Non è tutto. Se la sua poliedricità l’ha resa così resistente al tempo e ai cambiamenti della società, le ha anche offerto la possibilità di rappresentare la multietnicità. Nella sala “Dolls of the World” il ventaglio offerto è notevole: 50 bambole da tutto il mondo che indossano i propri costumi tipici. È questa la sala giusta anche per insegnare qualcosa:  all’ingresso di questo spazio è posta una campana sonora che – a richiesta di grandi e piccini e con un linguaggio comprensibile a entrambi – racconta le specificità di ciascun paese, con la voce delle protagoniste.

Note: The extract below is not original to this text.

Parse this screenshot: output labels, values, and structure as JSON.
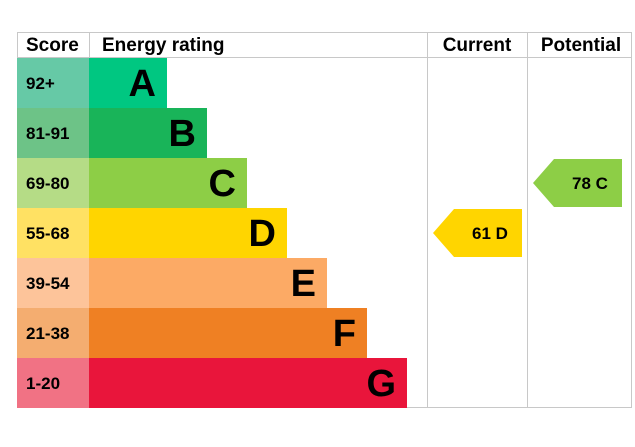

Il percorso tra i mille volti di Barbie – all’anagrafe Mattel Barbara Milicent Roberts – termina con la sala “Regina, diva e celebrity”. Un numero imprecisato di cilindri di vetro trasparenti riempiono una stanza vuota, dalle pareti plumbee. L’illuminazione enfatizza lo scintillio di lustrini e cristalli: Barbie è Audrey Hepbourne e Grace Kelly, la Regina Cleopatra ed Elisabetta I d’Inghilterra. Questa, delle cinque, è sicuramente la sezione che più si avvicina al concetto di icona: una sfilata di riproduzioni – più che fedeli – di grandi donne della storia e dello spettacolo.

Nel suo complesso la mostra racconta di come Barbie si sia fatta interprete delle trasformazioni estetiche e culturali della società, rafforzando la sua identità di “specchio” dell’immaginario globale. L’intera esposizione offre al visitatore la percezione dei cambiamenti socio-economici, nonché culturali attraverso una lettura pensata sia per i piccoli che per i loro accompagnatori.

Resta da capire il nesso fra le reginette di bellezza e un museo votato all’etnografia. Forse una riflessione antropologica sulla società dell’apparenza negli anni del boom economico?